OpenXML was designed from the start to be capable of faithfully representing the pre-existing corpus of word-processing documents, presentations, and spreadsheets that are encoded in binary formats defined by Microsoft Corporation. The standardization process consisted of mirroring in XML the capabilities required to represent the existing corpus, extending them, providing detailed documentation, and enabling interoperability. At the time of writing, more than 400 million users generate documents in the binary formats, with estimates exceeding 40 billion documents and billions more being created each year.

The original binary formats for these files were created in an era when space was precious and parsing time severely impacted user experience. They were based on direct serialization of in-memory data structures used by Microsoft® Office® applications. Modern hardware, network, and standards infrastructure (especially XML) permit a new design that favors implementation by multiple vendors on multiple platforms and allows for evolution.

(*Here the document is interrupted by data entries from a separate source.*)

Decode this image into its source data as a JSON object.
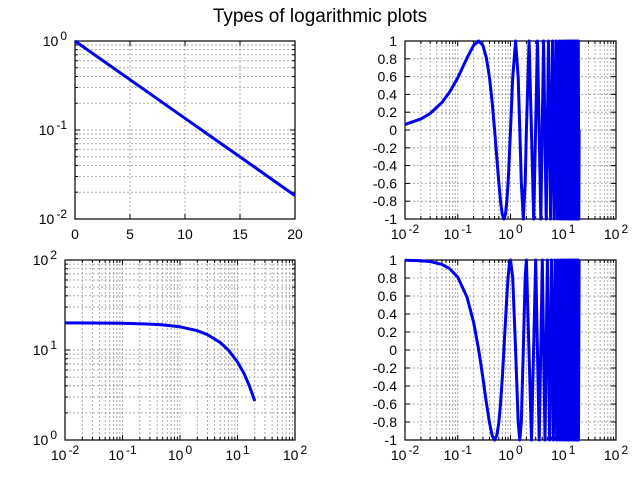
{
  "title": "Types of logarithmic plots",
  "chart_data": [
    {
      "type": "line",
      "position": "top-left",
      "xscale": "linear",
      "yscale": "log",
      "xlim": [
        0,
        20
      ],
      "ylim": [
        0.01,
        1
      ],
      "grid": true,
      "xticks": [
        0,
        5,
        10,
        15,
        20
      ],
      "xtick_labels": [
        "0",
        "5",
        "10",
        "15",
        "20"
      ],
      "yticks": [
        0.01,
        0.1,
        1
      ],
      "ytick_labels": [
        "10^-2",
        "10^-1",
        "10^0"
      ],
      "color": "#0000ee",
      "x": [
        0,
        5,
        10,
        15,
        20
      ],
      "y": [
        1,
        0.3679,
        0.1353,
        0.0498,
        0.0183
      ]
    },
    {
      "type": "line",
      "position": "top-right",
      "xscale": "log",
      "yscale": "linear",
      "xlim": [
        0.01,
        100
      ],
      "ylim": [
        -1,
        1
      ],
      "grid": true,
      "xticks": [
        0.01,
        0.1,
        1,
        10,
        100
      ],
      "xtick_labels": [
        "10^-2",
        "10^-1",
        "10^0",
        "10^1",
        "10^2"
      ],
      "yticks": [
        -1,
        -0.8,
        -0.6,
        -0.4,
        -0.2,
        0,
        0.2,
        0.4,
        0.6,
        0.8,
        1
      ],
      "ytick_labels": [
        "-1",
        "-0.8",
        "-0.6",
        "-0.4",
        "-0.2",
        "0",
        "0.2",
        "0.4",
        "0.6",
        "0.8",
        "1"
      ],
      "color": "#0000ee",
      "x": [
        0.01,
        0.02,
        0.03,
        0.05,
        0.07,
        0.1,
        0.15,
        0.2,
        0.25,
        0.3,
        0.35,
        0.4,
        0.45,
        0.5,
        0.55,
        0.6,
        0.65,
        0.7,
        0.75,
        0.8,
        0.85,
        0.9,
        0.95,
        1,
        1.1,
        1.25,
        1.4,
        1.5,
        1.6,
        1.75,
        1.9,
        2,
        2.25,
        2.75,
        3.25,
        3.75,
        4.25,
        4.75,
        5.25,
        5.75,
        6.25,
        6.75,
        7.25,
        7.75,
        8.25,
        8.75,
        9.25,
        9.75,
        10.25,
        10.75,
        11.25,
        11.75,
        12.25,
        12.75,
        13.25,
        13.75,
        14.25,
        14.75,
        15.25,
        15.75,
        16.25,
        16.75,
        17.25,
        17.75,
        18.25,
        18.75,
        19.25,
        19.75,
        20
      ],
      "y": [
        0.063,
        0.125,
        0.187,
        0.309,
        0.426,
        0.588,
        0.809,
        0.951,
        1,
        0.951,
        0.809,
        0.588,
        0.309,
        0,
        -0.309,
        -0.588,
        -0.809,
        -0.951,
        -1,
        -0.951,
        -0.809,
        -0.588,
        -0.309,
        0,
        0.588,
        1,
        0.588,
        0,
        -0.588,
        -1,
        -0.588,
        0,
        1,
        -1,
        1,
        -1,
        1,
        -1,
        1,
        -1,
        1,
        -1,
        1,
        -1,
        1,
        -1,
        1,
        -1,
        1,
        -1,
        1,
        -1,
        1,
        -1,
        1,
        -1,
        1,
        -1,
        1,
        -1,
        1,
        -1,
        1,
        -1,
        1,
        -1,
        1,
        -1,
        0
      ]
    },
    {
      "type": "line",
      "position": "bottom-left",
      "xscale": "log",
      "yscale": "log",
      "xlim": [
        0.01,
        100
      ],
      "ylim": [
        1,
        100
      ],
      "grid": true,
      "xticks": [
        0.01,
        0.1,
        1,
        10,
        100
      ],
      "xtick_labels": [
        "10^-2",
        "10^-1",
        "10^0",
        "10^1",
        "10^2"
      ],
      "yticks": [
        1,
        10,
        100
      ],
      "ytick_labels": [
        "10^0",
        "10^1",
        "10^2"
      ],
      "color": "#0000ee",
      "x": [
        0.01,
        0.03,
        0.1,
        0.3,
        0.5,
        1,
        2,
        3,
        5,
        7,
        10,
        13,
        16,
        20
      ],
      "y": [
        19.98,
        19.94,
        19.8,
        19.41,
        19.02,
        18.1,
        16.37,
        14.82,
        12.13,
        9.93,
        7.36,
        5.45,
        4.04,
        2.71
      ]
    },
    {
      "type": "line",
      "position": "bottom-right",
      "xscale": "log",
      "yscale": "linear",
      "xlim": [
        0.01,
        100
      ],
      "ylim": [
        -1,
        1
      ],
      "grid": true,
      "xticks": [
        0.01,
        0.1,
        1,
        10,
        100
      ],
      "xtick_labels": [
        "10^-2",
        "10^-1",
        "10^0",
        "10^1",
        "10^2"
      ],
      "yticks": [
        -1,
        -0.8,
        -0.6,
        -0.4,
        -0.2,
        0,
        0.2,
        0.4,
        0.6,
        0.8,
        1
      ],
      "ytick_labels": [
        "-1",
        "-0.8",
        "-0.6",
        "-0.4",
        "-0.2",
        "0",
        "0.2",
        "0.4",
        "0.6",
        "0.8",
        "1"
      ],
      "color": "#0000ee",
      "x": [
        0.01,
        0.02,
        0.03,
        0.05,
        0.07,
        0.1,
        0.15,
        0.2,
        0.25,
        0.3,
        0.35,
        0.4,
        0.45,
        0.5,
        0.55,
        0.6,
        0.65,
        0.7,
        0.75,
        0.8,
        0.85,
        0.9,
        0.95,
        1,
        1.1,
        1.25,
        1.4,
        1.5,
        1.6,
        1.75,
        1.9,
        2,
        2.5,
        3,
        3.5,
        4,
        4.5,
        5,
        5.5,
        6,
        6.5,
        7,
        7.5,
        8,
        8.5,
        9,
        9.5,
        10,
        10.5,
        11,
        11.5,
        12,
        12.5,
        13,
        13.5,
        14,
        14.5,
        15,
        15.5,
        16,
        16.5,
        17,
        17.5,
        18,
        18.5,
        19,
        19.5,
        20
      ],
      "y": [
        0.998,
        0.992,
        0.982,
        0.951,
        0.905,
        0.809,
        0.588,
        0.309,
        0,
        -0.309,
        -0.588,
        -0.809,
        -0.951,
        -1,
        -0.951,
        -0.809,
        -0.588,
        -0.309,
        0,
        0.309,
        0.588,
        0.809,
        0.951,
        1,
        0.809,
        0,
        -0.809,
        -1,
        -0.809,
        0,
        0.809,
        1,
        -1,
        1,
        -1,
        1,
        -1,
        1,
        -1,
        1,
        -1,
        1,
        -1,
        1,
        -1,
        1,
        -1,
        1,
        -1,
        1,
        -1,
        1,
        -1,
        1,
        -1,
        1,
        -1,
        1,
        -1,
        1,
        -1,
        1,
        -1,
        1,
        -1,
        1,
        -1,
        1
      ]
    }
  ]
}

Concurrently with those technological advances, markets have diversified to include a new range of applications not originally contemplated in the simple world of document editing programs. These new applications include ones that:

  • generate documents automatically from business data;
  • extract business data from documents and feed those data into business applications;
  • perform restricted tasks that operate on a small subset of a document, yet preserve editability;
  • provide accessibility for user populations with specialized needs, such as the blind; or
  • run on a variety of hardware, including mobile devices.

Perhaps the most profound issue is one of long-term preservation. We have learned to create exponentially increasing amounts of information. Yet we have been encoding that information using digital representations that are so deeply coupled with the programs that created them that after a decade or two, they routinely become extremely difficult to read without significant loss. Preserving the financial and intellectual investment in those documents (both existing and new) has become a pressing priority.

The emergence of these four forces – extremely broad adoption of the binary formats, technological advances, market forces that demand diverse applications, and the increasing difficulty of long-term preservation – have created an imperative to define an open XML format and migrate the billions of documents to it with as little loss as possible. Further, standardizing that open XML format and maintaining it over time create an environment in which any organization can safely rely on the ongoing stability of the specification, confident that further evolution will enjoy the checks and balances afforded by a standards process.

Various document standards and specifications exist; these include HTML, XHTML, PDF and its subsets, ODF, DocBook, DITA, and RTF. Like the numerous standards that represent bitmapped images, including TIFF/IT, TIFF/EP, JPEG 2000, and PNG, each was created for a different set of purposes. OpenXML addresses the need for a standard that covers the features represented in the existing document corpus. To the best of our knowledge, it is the only XML document format that supports every feature in the binary formats.

Tom Ngo, the editor of the whitepaper did an excellent job of summarizing what I've tried to convey numerous times in this blog (with varying degrees of success I admit). The industry absolutely needs OpenXML, and we've heard this repeatedly from our customers. It doesn't make it the "file format to replace all file formats," and we would never make such ridiculous claims. Instead it's simply an open standard that helps serve very real customer needs.